In essence, when the Bunnell city administrations and commission approved the development order of the Planned Unit Development years ago, they did so carelessly and with short-sighted horizons.
Joe Parsons, Bunnell’s community development director, explained it in diplomatic terms: “Although it would possibly make sense to have an additional access, unfortunately it wasn’t approved that way,” Parsons said of the Grand Reserve PUD.
Parsons then took advantage of the case to press the point with a remarkable caution to a generally hands-off, if not irresponsibly uninvolved, commission when it comes to planning concerns: “I think it’s important to note, that is why it’s incredibly important that we make sure we look at everything with future PUDs that may be under review currently, or that come up in the future,” Parsons said. “That way we can hopefully have the foresight to figure out, hey, this is important now, that we look at it and that it will impact the future as badly. But at this point our hands are somewhat tied on that, so there’s nothing we can do to have another access.”
Everyone in the room knew what Parsons was referring to: the Bunnell commission is currently reviewing the planned unit development agreement for a mammoth development called the Reserve at Haw Creek, a proposed 8,000-house development that would dwarf Grand Reserve and would be the largest single development since Palm Coast began construction in the late 1960s. The Reserve would sprawl west and south of the city. The city’s planning board has analyzed the planning document rigorously. The City Commission, with occasional exceptions, has not. The state raised objections in the planning document, which is moving toward regulatory approval, though with further work by the administration.

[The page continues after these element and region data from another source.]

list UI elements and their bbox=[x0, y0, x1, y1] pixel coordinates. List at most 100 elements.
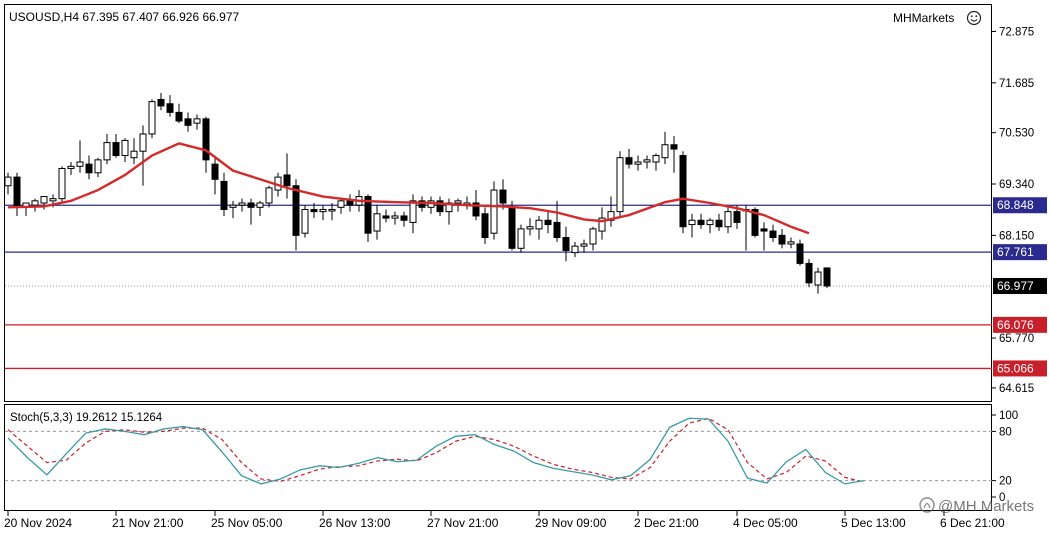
candle-bullish bbox=[535, 219, 543, 230]
candle-bearish bbox=[778, 234, 786, 245]
price-axis-label: 72.875 bbox=[999, 26, 1034, 38]
time-axis: 20 Nov 2024 21 Nov 21:00 25 Nov 05:00 26 No… bbox=[4, 511, 1005, 530]
candle-bearish bbox=[499, 189, 507, 204]
candle-bullish bbox=[373, 213, 381, 232]
candle-bearish bbox=[85, 163, 93, 174]
candle-bullish bbox=[391, 215, 399, 219]
candle-bearish bbox=[112, 142, 120, 157]
candle-bullish bbox=[4, 176, 12, 187]
candle-bearish bbox=[220, 180, 228, 210]
candle-bearish bbox=[760, 228, 768, 232]
candle-bearish bbox=[472, 202, 480, 217]
candle-bullish bbox=[139, 133, 147, 152]
stochastic-oscillator: 100 80 20 0 bbox=[5, 410, 1018, 504]
watermark-logo-icon bbox=[919, 497, 935, 513]
candle-bullish bbox=[49, 198, 57, 202]
candle-bullish bbox=[121, 139, 129, 157]
candle-bearish bbox=[697, 219, 705, 226]
candle-bullish bbox=[130, 150, 138, 159]
candle-bullish bbox=[409, 200, 417, 223]
last-price-badge bbox=[993, 277, 1047, 294]
candle-bullish bbox=[688, 219, 696, 226]
candle-bullish bbox=[301, 208, 309, 234]
stoch-axis-label: 100 bbox=[999, 410, 1018, 422]
candle-bearish bbox=[364, 196, 372, 234]
candle-bearish bbox=[562, 237, 570, 251]
watermark-text: @MH Markets bbox=[938, 498, 1034, 515]
candle-bearish bbox=[823, 267, 831, 287]
watermark: @MH Markets bbox=[919, 497, 1034, 515]
stoch-chart-frame bbox=[4, 404, 992, 511]
candle-bearish bbox=[184, 118, 192, 126]
level-badge bbox=[993, 244, 1047, 261]
candle-bearish bbox=[733, 211, 741, 223]
price-axis-label: 65.770 bbox=[999, 333, 1034, 345]
smiley-icon bbox=[966, 10, 982, 26]
main-chart-frame bbox=[4, 4, 992, 402]
time-axis-label: 21 Nov 21:00 bbox=[112, 516, 184, 530]
candle-bullish bbox=[31, 200, 39, 206]
candle-bullish bbox=[94, 159, 102, 174]
candle-bearish bbox=[436, 200, 444, 213]
candlestick-series bbox=[4, 92, 831, 294]
candle-bullish bbox=[706, 219, 714, 226]
level-badge-label: 68.848 bbox=[997, 198, 1034, 212]
time-axis-label: 4 Dec 05:00 bbox=[733, 516, 798, 530]
candle-bullish bbox=[58, 167, 66, 200]
level-badge bbox=[993, 316, 1047, 333]
candle-bullish bbox=[724, 211, 732, 228]
candle-bullish bbox=[229, 204, 237, 208]
level-badge bbox=[993, 197, 1047, 214]
candle-bearish bbox=[247, 202, 255, 208]
candle-bullish bbox=[454, 200, 462, 204]
candle-bearish bbox=[292, 185, 300, 236]
candle-bearish bbox=[769, 230, 777, 239]
candle-bullish bbox=[814, 271, 822, 286]
level-badge-label: 66.076 bbox=[997, 318, 1034, 332]
moving-average-line bbox=[7, 142, 810, 235]
time-axis-label: 29 Nov 09:00 bbox=[535, 516, 607, 530]
price-axis-label: 69.340 bbox=[999, 179, 1034, 191]
candle-bullish bbox=[319, 208, 327, 213]
candle-bullish bbox=[517, 228, 525, 249]
candle-bullish bbox=[265, 187, 273, 204]
stoch-axis-label: 0 bbox=[999, 492, 1005, 504]
price-axis-label: 71.685 bbox=[999, 78, 1034, 90]
candle-bullish bbox=[103, 142, 111, 161]
last-price-label: 66.977 bbox=[997, 279, 1034, 293]
candle-bearish bbox=[211, 163, 219, 180]
candle-bearish bbox=[751, 208, 759, 236]
level-badge-label: 67.761 bbox=[997, 245, 1034, 259]
stoch-title: Stoch(5,3,3) 19.2612 15.1264 bbox=[10, 412, 163, 424]
main-price-axis: 72.875 71.685 70.530 69.340 68.150 65.770 64.6… bbox=[992, 26, 1034, 395]
candle-bullish bbox=[40, 196, 48, 204]
stoch-main-line bbox=[7, 417, 865, 485]
time-axis-label: 20 Nov 2024 bbox=[4, 516, 72, 530]
price-axis-label: 70.530 bbox=[999, 128, 1034, 140]
candle-bullish bbox=[598, 217, 606, 232]
candle-bearish bbox=[553, 221, 561, 239]
time-axis-label: 26 Nov 13:00 bbox=[319, 516, 391, 530]
price-axis-label: 64.615 bbox=[999, 383, 1034, 395]
candle-bullish bbox=[337, 200, 345, 208]
candle-bearish bbox=[544, 219, 552, 226]
candle-bearish bbox=[679, 155, 687, 228]
candle-bearish bbox=[625, 157, 633, 165]
candle-bearish bbox=[310, 208, 318, 213]
candle-bearish bbox=[715, 219, 723, 228]
candle-bullish bbox=[634, 161, 642, 165]
price-axis-label: 68.150 bbox=[999, 230, 1034, 242]
candle-bullish bbox=[652, 155, 660, 163]
candle-bearish bbox=[481, 213, 489, 239]
time-axis-label: 27 Nov 21:00 bbox=[427, 516, 499, 530]
candle-bullish bbox=[328, 208, 336, 212]
candle-bullish bbox=[643, 159, 651, 163]
candle-bearish bbox=[202, 118, 210, 161]
level-badge-label: 65.066 bbox=[997, 361, 1034, 375]
candle-bearish bbox=[13, 176, 21, 208]
level-badge bbox=[993, 360, 1047, 377]
time-axis-label: 6 Dec 21:00 bbox=[940, 516, 1005, 530]
candle-bullish bbox=[148, 101, 156, 135]
candle-bearish bbox=[508, 206, 516, 249]
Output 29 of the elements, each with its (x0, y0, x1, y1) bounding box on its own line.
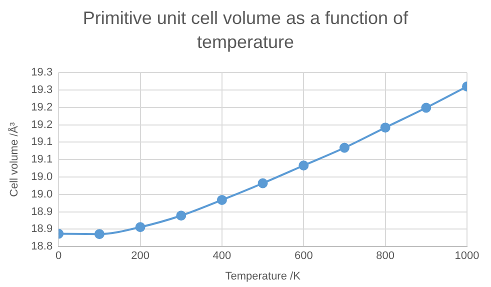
y-tick-label: 19.3 (31, 84, 53, 96)
y-tick-label: 19.2 (31, 118, 53, 131)
y-tick-label: 18.8 (31, 240, 53, 253)
y-tick-label: 19.0 (31, 171, 53, 184)
y-tick-label: 18.9 (31, 206, 53, 218)
x-tick-label: 600 (294, 250, 313, 262)
y-tick-label: 19.1 (31, 136, 53, 148)
point (339, 142, 350, 153)
x-tick-label: 400 (212, 250, 232, 262)
x-tick-label: 800 (376, 250, 394, 262)
y-tick-label: 19.0 (31, 188, 53, 200)
y-tick-label: 19.2 (31, 101, 53, 114)
x-tick-label: 0 (56, 250, 62, 262)
x-tick-label: 200 (131, 250, 150, 262)
x-tick-label: 1000 (454, 250, 480, 262)
y-tick-label: 19.3 (31, 66, 53, 79)
x-axis-title: Temperature /K (225, 270, 302, 282)
point (176, 210, 186, 221)
point (135, 222, 146, 232)
point (380, 122, 390, 133)
point (216, 194, 227, 205)
y-tick-label: 19.1 (31, 154, 53, 166)
point (421, 102, 432, 113)
point (94, 229, 104, 240)
chart-title: Primitive unit cell volume as a function of temperature (82, 7, 410, 54)
y-tick-label: 18.9 (31, 223, 53, 236)
y-axis-title: Cell volume /Å³ (8, 122, 21, 197)
point (298, 160, 309, 171)
point (258, 178, 268, 188)
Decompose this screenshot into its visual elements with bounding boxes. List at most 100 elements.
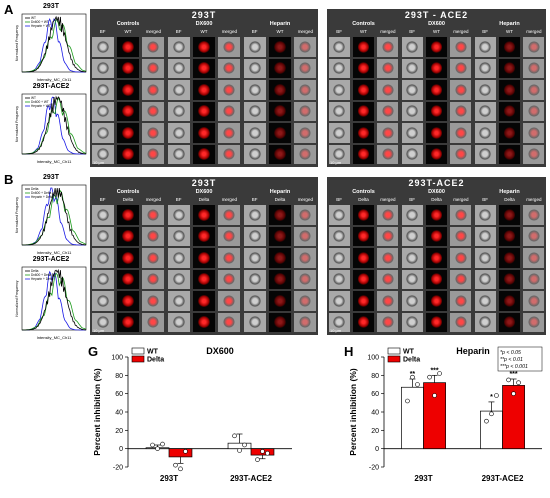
fluorescence-cell-image [352,37,375,57]
merged-cell-image [377,226,399,246]
group-header: DX600 [428,189,445,195]
fluorescence-cell-image [498,80,521,100]
cell-blob [147,273,160,286]
cell-blob [274,126,286,139]
data-point [150,442,155,448]
cell-blob [172,251,185,264]
significance-marker: *** [430,367,438,374]
cell-blob [223,126,236,139]
cell-blob [299,273,312,286]
scale-bar-label: 10 μm [330,328,342,333]
cell-blob [381,105,394,118]
data-point [255,457,260,462]
cell-blob [357,208,370,221]
cell-blob [248,316,261,329]
fluorescence-cell-image [352,291,375,311]
fluorescence-cell-image [116,269,140,289]
merged-cell-image [450,144,472,164]
cell-blob [96,251,109,264]
cell-blob [299,294,312,307]
brightfield-cell-image [474,291,496,311]
cell-blob [381,294,394,307]
cell-blob [147,126,160,139]
histogram-ylabel: Normalized Frequency [15,197,19,233]
cell-blob [274,40,286,53]
histogram-legend-entry: Heparin + Delta [31,277,53,281]
fluorescence-cell-image [425,123,448,143]
cell-blob [479,294,492,307]
cell-blob [430,251,443,264]
cell-blob [357,62,370,75]
group-header: DX600 [195,189,213,195]
histogram-legend-entry: Delta [31,269,39,273]
cell-blob [503,105,516,118]
histogram-xlabel: Intensity_MC_Ch11 [37,159,73,164]
data-point [511,391,516,396]
histogram-legend-entry: Heparin + WT [31,104,51,108]
fluorescence-cell-image [192,269,216,289]
fluorescence-cell-image [498,58,521,78]
scale-bar-label: 10 μm [330,160,342,165]
group-header: Controls [352,21,375,27]
fluorescence-cell-image [192,123,216,143]
fluorescence-cell-image [425,226,448,246]
column-header: Delta [504,197,515,202]
cell-blob [479,105,492,118]
brightfield-cell-image [243,291,266,311]
brightfield-cell-image [91,312,114,332]
cell-blob [430,105,443,118]
brightfield-cell-image [401,226,423,246]
cell-blob [381,251,394,264]
x-category-label: 293T [160,474,178,483]
histogram-legend-entry: Heparin + Delta [31,195,53,199]
cell-blob [223,230,236,243]
cell-blob [479,273,492,286]
cell-blob [454,273,467,286]
y-tick-label: 100 [111,355,123,362]
fluorescence-cell-image [116,101,140,121]
cell-blob [96,316,109,329]
column-header: Delta [274,197,286,202]
cell-blob [223,273,236,286]
cell-blob [147,62,160,75]
bar [423,382,446,450]
merged-cell-image [218,80,241,100]
data-point [232,433,237,439]
cell-blob [223,40,236,53]
cell-blob [172,148,185,161]
cell-blob [357,251,370,264]
data-point [260,449,265,454]
merged-cell-image [142,291,165,311]
merged-cell-image [450,291,472,311]
fluorescence-cell-image [352,58,375,78]
column-header: WT [505,29,513,34]
cell-blob [527,40,540,53]
brightfield-cell-image [328,101,350,121]
brightfield-cell-image [401,123,423,143]
cell-blob [357,273,370,286]
cell-blob [503,230,516,243]
cell-blob [147,105,160,118]
histogram-xlabel: Intensity_MC_Ch11 [37,335,73,340]
brightfield-cell-image [167,312,190,332]
merged-cell-image [450,269,472,289]
cell-blob [147,316,160,329]
brightfield-cell-image [167,291,190,311]
brightfield-cell-image [167,123,190,143]
cell-blob [198,273,210,286]
column-header: BF [175,197,182,202]
merged-cell-image [294,58,317,78]
column-header: BF [99,197,106,202]
cell-blob [454,126,467,139]
cell-blob [122,40,134,53]
fluorescence-cell-image [116,205,140,225]
cell-blob [527,208,540,221]
cell-blob [527,105,540,118]
histogram-legend-entry: Dx600 + WT [31,20,49,24]
cell-blob [122,273,134,286]
cell-blob [503,62,516,75]
merged-cell-image [218,312,241,332]
merged-cell-image [218,226,241,246]
brightfield-cell-image [91,58,114,78]
cell-blob [406,251,419,264]
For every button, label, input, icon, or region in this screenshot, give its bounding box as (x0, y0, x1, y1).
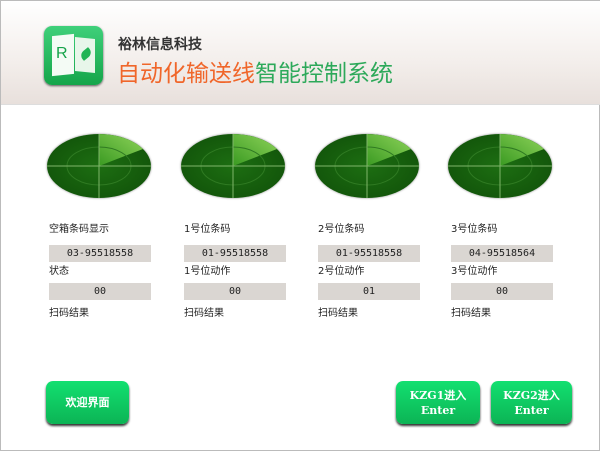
kzg2-enter-label: Enter (514, 403, 549, 417)
app-logo: R (44, 26, 103, 85)
logo-letter: R (56, 45, 68, 62)
kzg1-enter-button[interactable]: KZG1进入 Enter (396, 381, 480, 424)
scan-column-1: 1号位条码 01-95518558 1号位动作 00 扫码结果 (184, 223, 286, 321)
scan-column-3: 3号位条码 04-95518564 3号位动作 00 扫码结果 (451, 223, 553, 321)
barcode-label: 1号位条码 (184, 224, 231, 235)
barcode-label: 3号位条码 (451, 224, 498, 235)
scan-result-label: 扫码结果 (451, 308, 491, 319)
barcode-value: 01-95518558 (318, 245, 420, 262)
radar-scanner-icon (47, 134, 151, 198)
action-value: 00 (184, 283, 286, 300)
action-label: 3号位动作 (451, 266, 498, 277)
scan-result-label: 扫码结果 (184, 308, 224, 319)
action-value: 01 (318, 283, 420, 300)
action-value: 00 (451, 283, 553, 300)
barcode-label: 空箱条码显示 (49, 224, 109, 235)
barcode-value: 04-95518564 (451, 245, 553, 262)
kzg1-label: KZG1进入 (409, 388, 467, 402)
title-part2: 智能控制系统 (255, 61, 393, 87)
radar-scanner-icon (448, 134, 552, 198)
scan-result-label: 扫码结果 (49, 308, 89, 319)
barcode-value: 01-95518558 (184, 245, 286, 262)
barcode-value: 03-95518558 (49, 245, 151, 262)
header: R 裕林信息科技 自动化输送线智能控制系统 (1, 1, 600, 105)
title-part1: 自动化输送线 (117, 61, 255, 87)
kzg2-label: KZG2进入 (503, 388, 560, 402)
scan-column-2: 2号位条码 01-95518558 2号位动作 01 扫码结果 (318, 223, 420, 321)
radar-scanner-icon (315, 134, 419, 198)
barcode-label: 2号位条码 (318, 224, 365, 235)
system-title: 自动化输送线智能控制系统 (117, 54, 393, 88)
welcome-label: 欢迎界面 (65, 396, 110, 409)
scan-column-empty-box: 空箱条码显示 03-95518558 状态 00 扫码结果 (49, 223, 151, 321)
company-name: 裕林信息科技 (118, 37, 202, 53)
status-value: 00 (49, 283, 151, 300)
welcome-screen-button[interactable]: 欢迎界面 (46, 381, 129, 424)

Bunnell originally approved Grand Reserve in 2000 when it was called Oak Branch. Back then it was a planned unit development of 157 houses. It never got past a few houses. The housing crash stopped construction. Jacksonville-based D.R. Horton, the home builder, bought the subdivision in 2017, turned it into a master planned development, and won approval for 686 houses in six phases, increasing the total to 847 since through subsequent amendments, on nearly 700 acres.
Bunnell’s population before Grand Reserve began in 2010 had a population of 2,676, according to the Census. Today, the city’s population is at 3,500, a 31 percent increase almost entirely attributable to Grand Reserve. The subdivision has been changing the city’s politics, too.
The City Commission, previously stocked with residents of Saw Mill Estates, is now seeing an increasing number of representatives elected from Grand Reserve. Both new members of the commission elected in the March election, David Atkinson and Dean Sechrist, were elected from Grand Reserve. They are neighbors on Birdie Way.
The subdivision has shifted the political center of gravity to such an extent as to all but negate the power of South Bunnell, the predominantly Black section of town, to win representation on the commission. Before Grand Reserve, a South Bunnell representatives was almost always on the commission.
The development agreement called for houses of 1,200 square feet at a minimum, on 4,000 square foot lots, or 40 feet wide and 115 feet deep. All road construction, including striping, stop bars (or speed bumps) were built by the developer, along with conservation easements, retention ponds, subdivision entry walls, and passive and active recreational areas. The subdivision is administered by a homeowner association responsible for operation, maintenance, and control of all common areas and common facilities, including signage, landscaping, stormwater management and private roads, with association levies. All homeowners are required to be members of the association. In 2018, the plan called for substantial completion of the subdivision within 15 years, or by 2033.